JUUL may have accomplished the near-impossible feat of uniting pro-vape ‘harm reductionists’ and those concerned about e-cigarettes’ impact on public health: both now hate JUUL but for different reasons. Tobacco harm reductionists are angry that JUUL has caused crackdowns on vaping as a whole, including the small businesses that had learned how to guide customers to use e-liquids to quit smoking altogether. New policies aimed at JUUL are now potentially putting the whole e-cigarette harm reduction enterprise in jeopardy.
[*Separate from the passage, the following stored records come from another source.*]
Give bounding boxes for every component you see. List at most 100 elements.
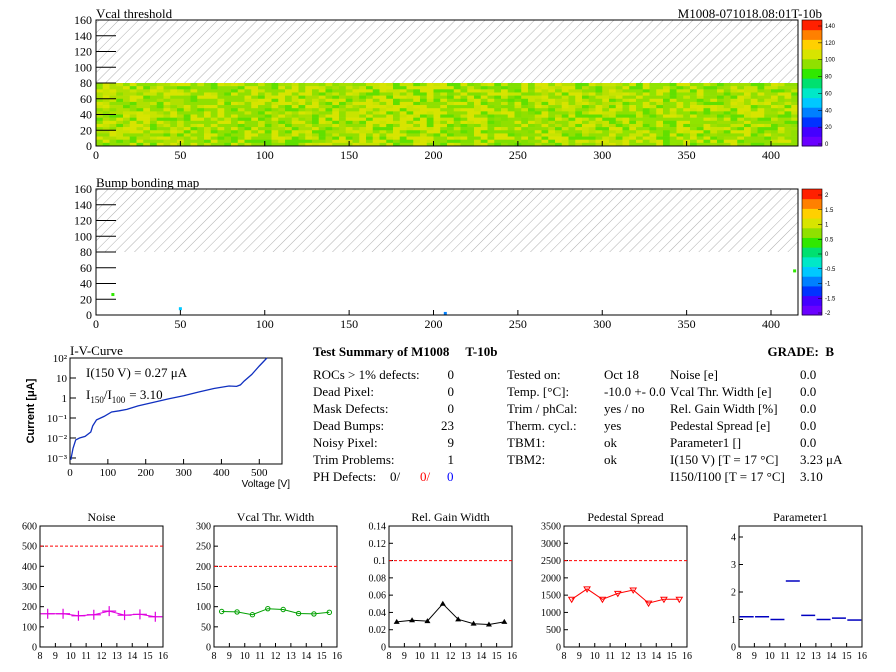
map-cell xyxy=(237,136,245,140)
x-tick-label: 15 xyxy=(842,651,852,662)
map-cell xyxy=(305,98,313,103)
map-cell xyxy=(183,133,191,137)
map-cell xyxy=(136,117,144,122)
map-cell xyxy=(744,130,752,134)
map-cell xyxy=(690,120,698,125)
map-cell xyxy=(204,133,212,137)
map-cell xyxy=(129,133,137,137)
map-cell xyxy=(386,120,394,125)
map-cell xyxy=(561,127,569,131)
map-cell xyxy=(136,142,144,147)
map-cell xyxy=(771,142,779,147)
map-cell xyxy=(177,86,185,90)
map-cell xyxy=(683,133,691,137)
map-cell xyxy=(123,92,131,96)
map-cell xyxy=(143,123,151,128)
map-cell xyxy=(764,123,772,128)
map-cell xyxy=(318,127,326,131)
map-cell xyxy=(352,98,360,103)
map-cell xyxy=(278,120,286,125)
map-cell xyxy=(413,139,421,144)
map-cell xyxy=(528,130,536,134)
map-cell xyxy=(109,111,117,115)
map-cell xyxy=(433,136,441,140)
iv-y-tick-label: 10⁻² xyxy=(47,433,68,445)
map-cell xyxy=(696,133,704,137)
map-cell xyxy=(669,114,677,118)
map-cell xyxy=(264,117,272,122)
map-cell xyxy=(771,130,779,134)
map-cell xyxy=(413,127,421,131)
map-cell xyxy=(285,123,293,128)
map-cell xyxy=(251,114,259,118)
map-cell xyxy=(777,142,785,147)
summary-label: Dead Pixel: xyxy=(313,384,374,399)
x-tick-label: 400 xyxy=(762,148,780,162)
map-cell xyxy=(494,136,502,140)
map-cell xyxy=(521,101,529,106)
color-scale-label: 100 xyxy=(825,58,836,64)
map-cell xyxy=(251,111,259,115)
map-cell xyxy=(447,117,455,122)
color-scale-label: 2 xyxy=(825,193,829,199)
map-cell xyxy=(116,83,124,87)
summary-label: Pedestal Spread [e] xyxy=(670,418,770,433)
map-cell xyxy=(521,105,529,109)
map-cell xyxy=(690,117,698,122)
map-cell xyxy=(669,83,677,87)
map-cell xyxy=(663,86,671,90)
map-cell xyxy=(548,111,556,115)
map-cell xyxy=(777,114,785,118)
color-scale-step xyxy=(802,29,822,40)
map-hatch-area xyxy=(96,20,798,83)
summary-label: Mask Defects: xyxy=(313,401,388,416)
map-cell xyxy=(413,117,421,122)
map-cell xyxy=(433,133,441,137)
map-cell xyxy=(568,101,576,106)
map-cell xyxy=(298,136,306,140)
map-cell xyxy=(534,123,542,128)
map-cell xyxy=(615,114,623,118)
map-cell xyxy=(204,111,212,115)
map-cell xyxy=(420,92,428,96)
map-cell xyxy=(96,136,104,140)
map-cell xyxy=(366,98,374,103)
map-cell xyxy=(629,92,637,96)
map-cell xyxy=(507,136,515,140)
map-cell xyxy=(474,83,482,87)
map-cell xyxy=(285,117,293,122)
map-cell xyxy=(177,130,185,134)
map-cell xyxy=(622,127,630,131)
map-cell xyxy=(285,114,293,118)
map-cell xyxy=(453,89,461,93)
map-cell xyxy=(453,92,461,96)
map-cell xyxy=(123,142,131,147)
map-cell xyxy=(460,123,468,128)
map-cell xyxy=(345,101,353,106)
map-cell xyxy=(271,95,279,100)
map-cell xyxy=(467,127,475,131)
iv-x-tick-label: 300 xyxy=(175,467,192,479)
map-cell xyxy=(177,127,185,131)
map-cell xyxy=(710,130,718,134)
map-cell xyxy=(642,89,650,93)
map-cell xyxy=(723,86,731,90)
data-point xyxy=(470,620,477,626)
map-cell xyxy=(730,101,738,106)
map-cell xyxy=(717,95,725,100)
map-cell xyxy=(170,133,178,137)
map-cell xyxy=(595,117,603,122)
map-cell xyxy=(784,127,792,131)
map-cell xyxy=(717,127,725,131)
map-cell xyxy=(325,86,333,90)
color-scale-step xyxy=(802,198,822,209)
map-cell xyxy=(609,86,617,90)
color-scale-label: 0 xyxy=(825,252,829,258)
map-cell xyxy=(204,117,212,122)
map-cell xyxy=(602,105,610,109)
map-cell xyxy=(278,108,286,112)
map-cell xyxy=(129,127,137,131)
map-cell xyxy=(312,123,320,128)
map-cell xyxy=(575,136,583,140)
map-cell xyxy=(615,101,623,106)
Those who are concerned that e-cigarettes may cause as-yet unrecognised harms to health or result in a new nicotine-addicted generation more likely to move on to smoking cigarettes think that JUUL has created a monster—a high nicotine product so unobtrusive it can be used in junior high classes. JUUL imitators and other vapour product offshoots have piled on rapidly, resulting in an enormous proliferation of completely unregulated, easily concealed nicotine products resembling pens, remote controls, car fobs, sweatshirt drawstrings and inhalers.9

As if this were not enough bad news, public health officials reported a number of vaping-related deaths.10 Several US states have issued emergency warnings about vaping and the Commonwealth of Massachusetts ordered a 4-month ban on sales of all vaping products. Several other states have instituted bans on sales of flavoured vaping products.11 India banned production, manufacture, import, export, transport, sale, distribution, advertisement and storage of e-cigarettes; Thailand, Brazil, Singapore, Mexico and Cambodia already had sales ban policies.12 In China, mere days after JUUL began online sales in September, sales were halted without explanation.13

In August, as the reports of lung ailments multiplied, JUUL chief executive officer Kevin Burns urged non-smokers, “don’t vape. Don’t use JUUL” and acknowledged that the long-term effects of vaping are unknown.14 He was replaced less than 30 days later with an executive from Altria, cementing Big Tobacco’s dominance.15

What’s a ‘disruptor’ to do?

Faced with a corporate credibility crisis, expect JUUL to rapidly deploy a suite of ‘social responsibility’ initiatives, lobby extensively at the federal level to seek preemption of tough sales ban laws and continue to express sombre concerns about the youth vaping craze it single-handedly created, while chuckling all the way to the bank. Expect mea culpas galore, ‘partnerships’ with concerned citizen–school–parent groups willing to take JUUL’s money and support of minority health organisations like the recent US$7.5 million donation to Meharry Medical College, a historically black institution in Tennessee, for studying ‘public health issues that affect African-Americans’.16 All these tactics are straight out of the Big Tobacco playbook. Will they work? Time will tell.

But no one should expect JUUL to act any differently than the cigarette company whose former executive is now firmly in control.

Acknowledgments

Thanks to Patricia McDaniel and Elizabeth Smith for comments on an earlier draft of this editorial.